14 February 2011

Laguna Azul

I was up early because of the guy snoring in my room and went to the kitchen and made coffee. It was very cold and raining and from the window of the lodging I watched the wind gusting and blowing the trees over. You will not ride today, smiled the old lady who was cleaning the place. But I will ride, I said. I will not stay here one more day.

Johann came down later and we talked until it was nearly noon. The rain had stopped and it was sunny now but the wind was very strong and very cold. Johann was having his bike delivered to Rio Gallegos that afternoon and he was anxious to get it. I loaded the panniers onto the Bike Friday and said goodbye to him and started off into the winds towards Ruta 3.

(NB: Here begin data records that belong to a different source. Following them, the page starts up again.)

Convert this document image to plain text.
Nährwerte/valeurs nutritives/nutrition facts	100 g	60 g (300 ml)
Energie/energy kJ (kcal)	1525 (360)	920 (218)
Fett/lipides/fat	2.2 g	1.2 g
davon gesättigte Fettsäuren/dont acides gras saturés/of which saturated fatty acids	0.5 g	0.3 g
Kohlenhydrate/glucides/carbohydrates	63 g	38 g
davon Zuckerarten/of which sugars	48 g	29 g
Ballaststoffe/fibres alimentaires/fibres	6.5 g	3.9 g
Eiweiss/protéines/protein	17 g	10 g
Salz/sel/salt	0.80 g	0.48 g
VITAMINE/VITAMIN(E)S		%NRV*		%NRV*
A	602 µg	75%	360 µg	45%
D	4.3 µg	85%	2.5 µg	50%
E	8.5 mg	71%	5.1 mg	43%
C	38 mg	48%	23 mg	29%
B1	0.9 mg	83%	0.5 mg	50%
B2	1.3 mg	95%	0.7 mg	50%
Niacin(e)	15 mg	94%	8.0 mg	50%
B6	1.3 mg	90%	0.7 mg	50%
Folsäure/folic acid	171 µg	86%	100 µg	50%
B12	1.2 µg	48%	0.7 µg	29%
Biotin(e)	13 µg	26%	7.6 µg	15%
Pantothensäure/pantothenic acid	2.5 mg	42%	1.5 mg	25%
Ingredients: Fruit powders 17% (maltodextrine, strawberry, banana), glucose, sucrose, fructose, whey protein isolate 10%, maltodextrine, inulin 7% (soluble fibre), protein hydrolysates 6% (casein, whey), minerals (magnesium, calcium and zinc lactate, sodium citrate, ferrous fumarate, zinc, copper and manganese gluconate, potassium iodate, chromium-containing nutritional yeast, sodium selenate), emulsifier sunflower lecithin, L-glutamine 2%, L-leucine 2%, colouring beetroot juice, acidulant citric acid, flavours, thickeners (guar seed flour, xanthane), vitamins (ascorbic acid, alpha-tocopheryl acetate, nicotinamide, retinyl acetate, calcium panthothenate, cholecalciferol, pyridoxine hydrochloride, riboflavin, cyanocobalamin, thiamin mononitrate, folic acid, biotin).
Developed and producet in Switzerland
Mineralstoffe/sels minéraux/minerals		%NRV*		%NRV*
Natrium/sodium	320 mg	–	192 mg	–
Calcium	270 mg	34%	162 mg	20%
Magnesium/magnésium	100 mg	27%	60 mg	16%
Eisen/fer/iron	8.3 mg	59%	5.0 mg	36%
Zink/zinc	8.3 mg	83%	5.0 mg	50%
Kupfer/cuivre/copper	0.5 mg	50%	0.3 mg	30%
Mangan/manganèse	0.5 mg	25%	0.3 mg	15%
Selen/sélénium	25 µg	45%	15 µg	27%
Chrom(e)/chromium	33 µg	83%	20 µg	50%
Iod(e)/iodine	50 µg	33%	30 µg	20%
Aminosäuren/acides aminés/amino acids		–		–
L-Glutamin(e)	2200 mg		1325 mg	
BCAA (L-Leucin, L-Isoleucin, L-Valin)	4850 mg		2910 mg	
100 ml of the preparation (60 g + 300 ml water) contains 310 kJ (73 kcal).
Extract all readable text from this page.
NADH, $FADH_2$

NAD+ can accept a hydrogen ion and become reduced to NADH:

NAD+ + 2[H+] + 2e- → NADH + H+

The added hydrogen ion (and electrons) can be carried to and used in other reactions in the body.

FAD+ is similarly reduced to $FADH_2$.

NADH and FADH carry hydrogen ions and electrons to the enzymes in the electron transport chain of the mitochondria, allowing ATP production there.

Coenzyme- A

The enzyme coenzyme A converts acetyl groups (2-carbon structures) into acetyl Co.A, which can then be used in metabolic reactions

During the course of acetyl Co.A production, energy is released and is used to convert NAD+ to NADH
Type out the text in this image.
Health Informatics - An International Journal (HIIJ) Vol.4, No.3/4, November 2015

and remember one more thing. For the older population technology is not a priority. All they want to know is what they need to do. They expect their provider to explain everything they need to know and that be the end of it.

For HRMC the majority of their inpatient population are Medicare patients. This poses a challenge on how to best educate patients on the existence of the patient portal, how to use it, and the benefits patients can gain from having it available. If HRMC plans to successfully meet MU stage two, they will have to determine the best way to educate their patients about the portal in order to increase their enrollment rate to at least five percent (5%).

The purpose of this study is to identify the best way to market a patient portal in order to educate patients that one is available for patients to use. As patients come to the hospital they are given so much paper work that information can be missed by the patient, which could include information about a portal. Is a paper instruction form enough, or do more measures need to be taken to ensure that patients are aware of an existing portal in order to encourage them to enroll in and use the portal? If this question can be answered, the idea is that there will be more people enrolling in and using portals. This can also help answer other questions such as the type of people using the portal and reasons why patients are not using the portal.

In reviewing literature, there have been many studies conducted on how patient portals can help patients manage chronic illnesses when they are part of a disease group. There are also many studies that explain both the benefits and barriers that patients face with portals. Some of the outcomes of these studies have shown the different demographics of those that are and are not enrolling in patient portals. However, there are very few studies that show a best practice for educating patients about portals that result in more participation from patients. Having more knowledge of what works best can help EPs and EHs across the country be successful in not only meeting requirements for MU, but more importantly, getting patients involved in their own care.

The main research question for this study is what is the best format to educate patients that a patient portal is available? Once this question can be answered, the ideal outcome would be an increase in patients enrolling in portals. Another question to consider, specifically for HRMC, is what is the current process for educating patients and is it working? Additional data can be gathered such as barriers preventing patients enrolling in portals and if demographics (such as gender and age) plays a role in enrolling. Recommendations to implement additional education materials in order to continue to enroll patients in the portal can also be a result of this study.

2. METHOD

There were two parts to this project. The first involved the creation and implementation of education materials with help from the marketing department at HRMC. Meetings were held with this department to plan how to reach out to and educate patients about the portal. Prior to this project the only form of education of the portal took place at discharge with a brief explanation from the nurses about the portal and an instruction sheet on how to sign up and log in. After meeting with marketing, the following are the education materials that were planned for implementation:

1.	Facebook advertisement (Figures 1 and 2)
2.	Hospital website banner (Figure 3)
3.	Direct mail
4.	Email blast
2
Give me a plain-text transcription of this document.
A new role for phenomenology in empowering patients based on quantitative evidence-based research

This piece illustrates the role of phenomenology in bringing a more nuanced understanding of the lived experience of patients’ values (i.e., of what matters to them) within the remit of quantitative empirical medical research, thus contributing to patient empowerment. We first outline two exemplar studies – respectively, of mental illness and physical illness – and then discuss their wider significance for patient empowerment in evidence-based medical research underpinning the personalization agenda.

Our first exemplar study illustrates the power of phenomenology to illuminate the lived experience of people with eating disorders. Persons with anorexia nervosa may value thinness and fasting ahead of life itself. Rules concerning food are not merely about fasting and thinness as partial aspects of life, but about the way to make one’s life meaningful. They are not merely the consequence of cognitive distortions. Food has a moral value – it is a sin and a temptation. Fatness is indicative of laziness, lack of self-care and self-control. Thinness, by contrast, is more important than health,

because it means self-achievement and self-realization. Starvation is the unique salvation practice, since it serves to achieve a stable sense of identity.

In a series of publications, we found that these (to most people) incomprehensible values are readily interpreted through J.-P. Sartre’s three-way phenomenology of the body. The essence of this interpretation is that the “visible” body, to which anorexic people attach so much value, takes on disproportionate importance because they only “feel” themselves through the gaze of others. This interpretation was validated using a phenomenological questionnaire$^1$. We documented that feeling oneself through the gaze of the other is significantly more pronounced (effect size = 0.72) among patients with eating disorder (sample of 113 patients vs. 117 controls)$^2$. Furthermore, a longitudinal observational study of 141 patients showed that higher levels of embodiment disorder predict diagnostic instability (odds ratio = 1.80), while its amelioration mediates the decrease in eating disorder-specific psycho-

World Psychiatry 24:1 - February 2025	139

There was nothing from Rio Gallegos until a town in Chilean Patagonia and I bought a load of cookies and snacks at a mercado on the edge of town. Where the town ended the wind was devastating. I rode leaning off the side of the saddle into the wind, almost as a motorcycle racer takes a corner, but trying to ride straight. When the gusts didn’t come I almost toppled over onto the shoulder. I was barely moving. It should have been a rest day, I thought to myself.

Ruta 3 shifted so that the wind was a headwind and crosswind. I set simple goals for myself. Go 6 kilometers and stop and eat some cookies and have some water. The 65km to the Chilean frontier did not seem possible. Even going 20km did not seem possible in this wind. Those numbers were too big to think about at the speed I was moving. Just do 6km. Just 6. Rest. 6 more. Its only 6. C’mon, 6 is nothing. And that was how the day went. As the sun was starting to go down over the small mountains I had gone 50km and began looking for a place to camp.

But there was no protection from the wind. I kept riding and figured if I saw nothing the Argentines or Chileans at the frontier would let me camp behind a wall or a building at the crossing. Then I saw an exit sign for Laguna Azul. It was a tourist spot 4km west off Ruta 3. Maybe I could camp there. At least I would be off the busy main route.

The road was paved toward the Laguna Azul and the fields here were strewn with pieces of lava and in the distance were black mountains. The last kilometer was gravel ascending into the sun setting over the far hills, the wind beating back at me fiercely. I almost could not go further but I saw there were two cars parked on a hill and a cinder path that ran up it and I rode there and laid the bike down and walked up.

The hilltop was the edge of a large volcanic crater and far down below was the Laguna Azul. The Blue Lagoon. It sounded even better in English. It was poetry. I walked further around the edge of the crater and met a Swiss couple huddled around a nook in the lava. On a little stove they were cooking their last vegetables before crossing the border into Chile. You couldn’t cross with fruit or dairy either and they gave me a banana and some cheese dip.

I realized I was getting chilled walking around the lagoon in my sweaty clothes in the cold and wind. I had forgotten to change into dry clothes and didn’t even have my tent up. I hurried back to the bike and pushed it near the crater edge between two lava formations that blocked the wind. I quickly pitched the tent and got inside and changed, but it was too late and I was freezing. I wrapped clothes around me and balled up inside the sleeping bag. I was hungry but that could wait. I needed to get warm first.

I had pasta I wanted to make for dinner but didn’t want to spend so much time outside the tent cooking. I made a bowl of soup instead and ate some cookies and an apple. It had taken a few hours but I could feel my body temperature warming. It would be cold every day now and I had to be more aware of getting out of sweaty clothing before I became chilled.

I was still hungry and ate a box of crackers with the cheese dip of the Swiss couple. It was dark and I was the only one up there on the crater’s edge above the lagoon. The wind had stopped blowing and it was silent and peaceful. Through the tent window I could see the Southern Cross. In the distance I heard the baying of sheep. Then I was asleep.


Ron Clark said...

loved it!
You took better photos of the Laguna than I did..
You should like the black top roads.. the main roads were gravel full of pot holes when I was there. ( 2004 ) Difficult for a Ford Ranger..Ha Ha.